Here's my biggest problem: the black community will continue to lack credibility until it is willing to admit that there are occasions when a black person is legitimately accosted by police, that there are black people who do actually commit crimes and deserve prosecution, and - sadly - there are black people who attack police officers and that those officers respond with justifiable force. Yet every time I watch the news and a black person is arrested, all I ever see are people claiming the invisible man did the crime and not the person detained. The statistics alone tell us this cannot be true, yet time after time the same nonsense occurs - and then leaders in the community are mystified as to why, when there are cases of police brutality, the public has a hard time believing the witnesses! It's a modern day twist on the boy who cried wolf story. You can't cry, "the police did wrong," over and over - even when the evidence is clear that is not the case, as with Dontre Hamilton - and expect to maintain any credibility. Calling in Jesse Jackson or Al Sharpton doesn't change that, because in all honestly they are attention seeking media whores who care not one whit about what went down on the street as long as they can get some face time in front of the cameras. Building credibility requires telling the truth. That can be painful, but it can go a long way toward remedying many cultural and societal ills.

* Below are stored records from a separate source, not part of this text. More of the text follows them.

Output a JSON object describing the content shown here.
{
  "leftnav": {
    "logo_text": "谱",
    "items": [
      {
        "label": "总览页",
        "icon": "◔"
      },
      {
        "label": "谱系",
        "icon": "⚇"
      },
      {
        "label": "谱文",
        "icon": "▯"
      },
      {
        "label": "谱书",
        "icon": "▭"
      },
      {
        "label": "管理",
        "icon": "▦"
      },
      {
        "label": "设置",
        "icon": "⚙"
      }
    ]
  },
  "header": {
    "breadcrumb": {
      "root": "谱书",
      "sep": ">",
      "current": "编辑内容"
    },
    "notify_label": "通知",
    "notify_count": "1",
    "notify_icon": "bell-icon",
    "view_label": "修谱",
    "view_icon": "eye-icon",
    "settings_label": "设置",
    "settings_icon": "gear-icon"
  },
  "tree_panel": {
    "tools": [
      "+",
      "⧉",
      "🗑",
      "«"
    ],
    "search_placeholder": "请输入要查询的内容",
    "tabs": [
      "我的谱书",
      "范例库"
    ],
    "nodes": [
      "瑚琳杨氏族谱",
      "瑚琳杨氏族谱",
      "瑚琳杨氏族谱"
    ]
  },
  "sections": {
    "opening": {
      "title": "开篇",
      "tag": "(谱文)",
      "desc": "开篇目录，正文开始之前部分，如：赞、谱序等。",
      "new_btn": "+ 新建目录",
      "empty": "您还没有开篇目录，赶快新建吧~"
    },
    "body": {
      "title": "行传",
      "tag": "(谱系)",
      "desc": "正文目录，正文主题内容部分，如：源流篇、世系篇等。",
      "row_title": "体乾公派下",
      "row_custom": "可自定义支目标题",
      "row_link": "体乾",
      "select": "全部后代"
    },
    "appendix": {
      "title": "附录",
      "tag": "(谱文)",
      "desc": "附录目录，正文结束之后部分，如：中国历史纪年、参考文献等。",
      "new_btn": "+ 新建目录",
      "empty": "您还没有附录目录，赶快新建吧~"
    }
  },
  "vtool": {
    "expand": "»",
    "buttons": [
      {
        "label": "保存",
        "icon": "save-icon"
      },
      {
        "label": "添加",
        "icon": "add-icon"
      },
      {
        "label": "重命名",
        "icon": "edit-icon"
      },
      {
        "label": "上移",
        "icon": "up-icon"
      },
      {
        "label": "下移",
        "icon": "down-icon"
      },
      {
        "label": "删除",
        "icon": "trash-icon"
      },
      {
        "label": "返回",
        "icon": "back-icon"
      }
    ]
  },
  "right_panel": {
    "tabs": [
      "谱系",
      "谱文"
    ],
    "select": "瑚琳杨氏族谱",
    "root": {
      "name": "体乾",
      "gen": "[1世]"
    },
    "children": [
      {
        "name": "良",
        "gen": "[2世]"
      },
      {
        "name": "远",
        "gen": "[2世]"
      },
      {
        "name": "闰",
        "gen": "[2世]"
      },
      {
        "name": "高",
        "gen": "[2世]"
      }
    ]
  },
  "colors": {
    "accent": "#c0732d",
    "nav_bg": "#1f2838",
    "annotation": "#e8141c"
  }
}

Sadly, Dontre Hamilton is a victim - but not of police misconduct. Rather he is a victim of a society that decided during the late 1980s and early 1990s to de-institutionalize the mentally ill. The result is that the patients who were in State hospitals were transferred to group homes and people who needed group home services were sent to the streets. That huge mistake is what needs to be addressed if we want to make sure there isn't another Dontre Hamilton, but fixing that situation will cost money. Our society values money more than lives, so it quite simply isn't going to happen. That's the real tragedy here.